August 29, 2012
Dallas (SMU) – Bridwell Library of the Perkins School of Theology on the campus of Southern Methodist University announces an exhibition, “Early Methodists and Their Books,” August 20 – December 14, 2012.
This exhibition in The Elizabeth Perkins Prothro Galleries at Bridwell Library features 50 items that reveal how readers in the first century of the Methodist tradition (c. 1739–1839) acquired, read, inscribed, annotated, and treasured their books.
These volumes include several owned by John or Charles Wesley, manuscripts used by early Methodist ministers, and numerous books and hymnals inscribed with the names of everyday Methodist pioneers, male and female, in England and America.
There is no charge for admission to this exhibition or Bridwell Library. An online version of the exhibition will be available at http://www.smu.edu/bridwell/exhibitions.
Bridwell Library is located at 6005 Bishop Boulevard, Dallas, Texas, 75205. More information about Bridwell Library is available at www.smu.edu/bridwell, or at 214-768-3483, firstname.lastname@example.org. Information about public parking at SMU, along with maps of the SMU campus, is available at smu.edu/maps.

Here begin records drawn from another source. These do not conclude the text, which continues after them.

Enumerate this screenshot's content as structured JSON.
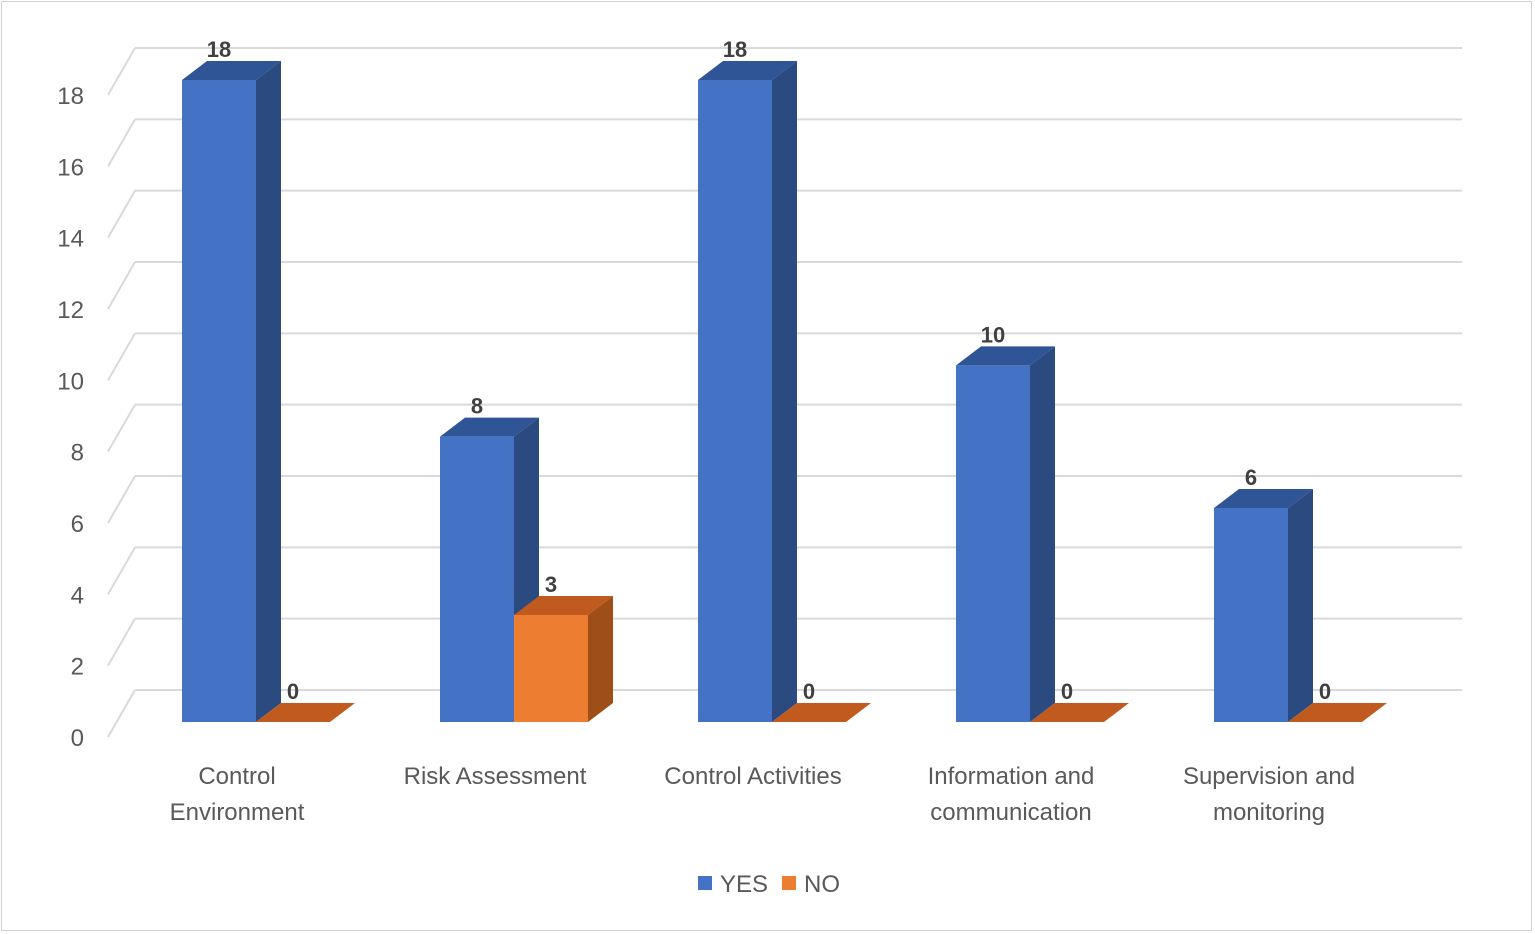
{
  "chart_data": {
    "type": "bar",
    "style": "3d-clustered-column",
    "categories": [
      [
        "Control",
        "Environment"
      ],
      [
        "Risk Assessment"
      ],
      [
        "Control Activities"
      ],
      [
        "Information and",
        "communication"
      ],
      [
        "Supervision and",
        "monitoring"
      ]
    ],
    "series": [
      {
        "name": "YES",
        "values": [
          18,
          8,
          18,
          10,
          6
        ],
        "color": "#4472C4",
        "side_color": "#2B4A80",
        "top_color": "#2F5597"
      },
      {
        "name": "NO",
        "values": [
          0,
          3,
          0,
          0,
          0
        ],
        "color": "#ED7D31",
        "side_color": "#9E4E17",
        "top_color": "#C05A1E"
      }
    ],
    "ylim": [
      0,
      18
    ],
    "yticks": [
      0,
      2,
      4,
      6,
      8,
      10,
      12,
      14,
      16,
      18
    ],
    "grid": true,
    "data_labels": true,
    "legend": "bottom",
    "title": "",
    "xlabel": "",
    "ylabel": ""
  }
}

Bridwell Library offers a rich array of materials and services in support of the study and research needs of the students and faculty of Perkins School of Theology and the Graduate Program in Religious Studies. Bridwell is also the principal bibliographic resource at Southern Methodist University for the fields of theology and religious studies. Bridwell welcomes researchers from all areas of the university as well as the extended religious and academic communities
Perkins School of Theology, founded in 1911 at Southern Methodist University, is one of five official University-related schools of theology of The United Methodist Church. Degree programs include the Master of Divinity, Master of Sacred Music, Master of Theological Studies, Master of Church Ministries, and Doctor of Ministry, as well as the Ph.D., which is offered as a cooperative venture by Perkins School of Theology and the Department of Religious Studies in Dedman College of Humanities and Sciences at SMU.